I remember the first day I joined biostars. When I felt so desperate about how to conduct my master's thesis as it was my first research experience and as a biostatistician, I was not familiar with genetics and bioinformatics. I made an account on biostars and asked for help here. You guys helped me a great deal and without your help, I would find it so difficult to conduct my research as I did not know any one around to help me. I had to study everything online. You can see my activity and questions on biostars as well.
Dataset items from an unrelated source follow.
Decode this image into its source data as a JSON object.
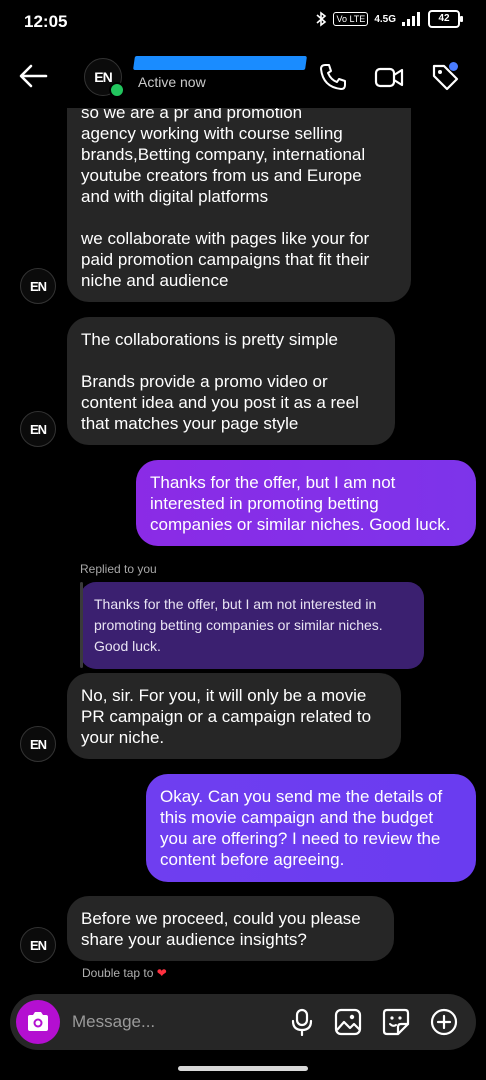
{
  "status": {
    "time": "12:05",
    "volte": "Vo LTE",
    "network": "4.5G",
    "battery": "42"
  },
  "header": {
    "avatar_initials": "EN",
    "subtitle": "Active now"
  },
  "messages": {
    "m1": "so we are a pr and promotion\nagency working with course selling\nbrands,Betting company, international\nyoutube creators from us and Europe\nand with digital platforms\n\nwe collaborate with pages like your for\npaid promotion campaigns that fit their\nniche and  audience",
    "m2": "The collaborations is pretty simple\n\nBrands provide a promo video or\ncontent idea and you post it as a reel\nthat matches your page style",
    "m3": "Thanks for the offer, but I am not\ninterested in promoting betting\ncompanies or similar niches. Good luck.",
    "replied_label": "Replied to you",
    "quoted": "Thanks for the offer, but I am not interested in promoting betting companies or similar niches. Good luck.",
    "m4": "No, sir. For you, it will only be a movie\nPR campaign or a campaign related to\nyour niche.",
    "m5": "Okay. Can you send me the details of\nthis movie campaign and the budget\nyou are offering? I need to review the\ncontent before agreeing.",
    "m6": "Before we proceed, could you please\nshare your audience insights?",
    "double_tap": "Double tap to"
  },
  "composer": {
    "placeholder": "Message..."
  },
  "icons": [
    "back-arrow-icon",
    "phone-icon",
    "video-camera-icon",
    "tag-icon",
    "camera-icon",
    "microphone-icon",
    "gallery-icon",
    "sticker-icon",
    "plus-icon",
    "heart-icon"
  ],
  "colors": {
    "incoming": "#262626",
    "outgoing_purple": "#8a2be2",
    "outgoing_blue": "#6a3cf0",
    "camera_button": "#b40fd1",
    "online": "#22c55e"
  }
}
Now, I have happily defended my thesis and got the total grade. I want to share my happiness with you and thank you for all your support.
I have also written a paper based on my thesis. I asked for permission here: C: Posting a preprint paper on biostars.com
Would you please help me with it? I would be grateful if you give me your kind comments as this is my first experience in writing a paper. What do you think can help improve this paper? Do you know what more analysis I can conduct? You can comment on biorxiv too.
I draw some heatmaps and spaghetti plots for my thesis but I have not used them in my paper as they did not to seem to be appropriate for this paper.
That looks like great work. Congratulations again. I'm afraid the paper is a bit too statistics-heavy for me to comment in depth, but I have some thoughts I can share here. Those are potential improvements and not mistakes or things I feel very strong about, so I'll post them here, I think. I will post a link to this thread on bioRxiv though.
You are using the common set between DESeq2, edgeR and (Limma?) Voom. By taking the intersection of the datasets you aim for a high confidence set, which is certainly not a wrong approach, but comes at the cost of sensitivity. You could consider doing a similar comparison in which your Benchmark DEG are either the union of those three methods or genes shared by at least two, and see if that changes anything.
Your figure 1b is a non-proportional Venn diagram with 4 sets. That's visually hard to interpret. I agree it looks pretty though, but if a section with 6971 genes is as large as one with only 4 then it's hard to visually draw conclusions from that figure. Instead I would suggest playing around with UpSetR plots for multi-dataset comparisons and overlaps. The same can be said about figure 2: while this are less sets to compare your venn diagram is non-proportional and therefore hard to visually interpret. It requires that I read all numbers and compare those in my head to judge about overlaps.
I see you use a real data set rather than a simulated one, which is i) better because it's real ii) not so convenient because you don't have a real truth set, except for the one created by using the popular algorithms listed above. I don't know about useful RNA-seq simulation tools though. Something else that comes to mind is that the model you use is lentiviral transduction of cells, which is a very aggressive treatment and hence gives thousands of differentially expressed genes. You perhaps could think about also looking at another dataset in which less genes are differentially expressed, as overlaps then are more significant and less likely by chance alone and sensitivity becomes more important.
Thank you a lot for your great comments. That is so kind of you. 1- Yes, That is a good idea. I can use the common DEGs in at least two tools. I can also conduct more analysis using this idea. 2- Oh, yeah. I hadn't considered that. I agree with you. My figures look more like a table rather than a figure as figures should help the reader understand the data visually. In multiDE's paper, they had the same figures as mine so that's why I draw them that way. 3- So I guess I need to find a less aggressive data. I will do some research.
I highly appreciate your kindness and useful comments. Thanks for your time and consideration.
Looks like an interesting paper, thanks for sharing! I'll provide feedback when/if I have anything constructive to say.
Thank you a great deal. I am happy to hear it. Your comments will be very helpful.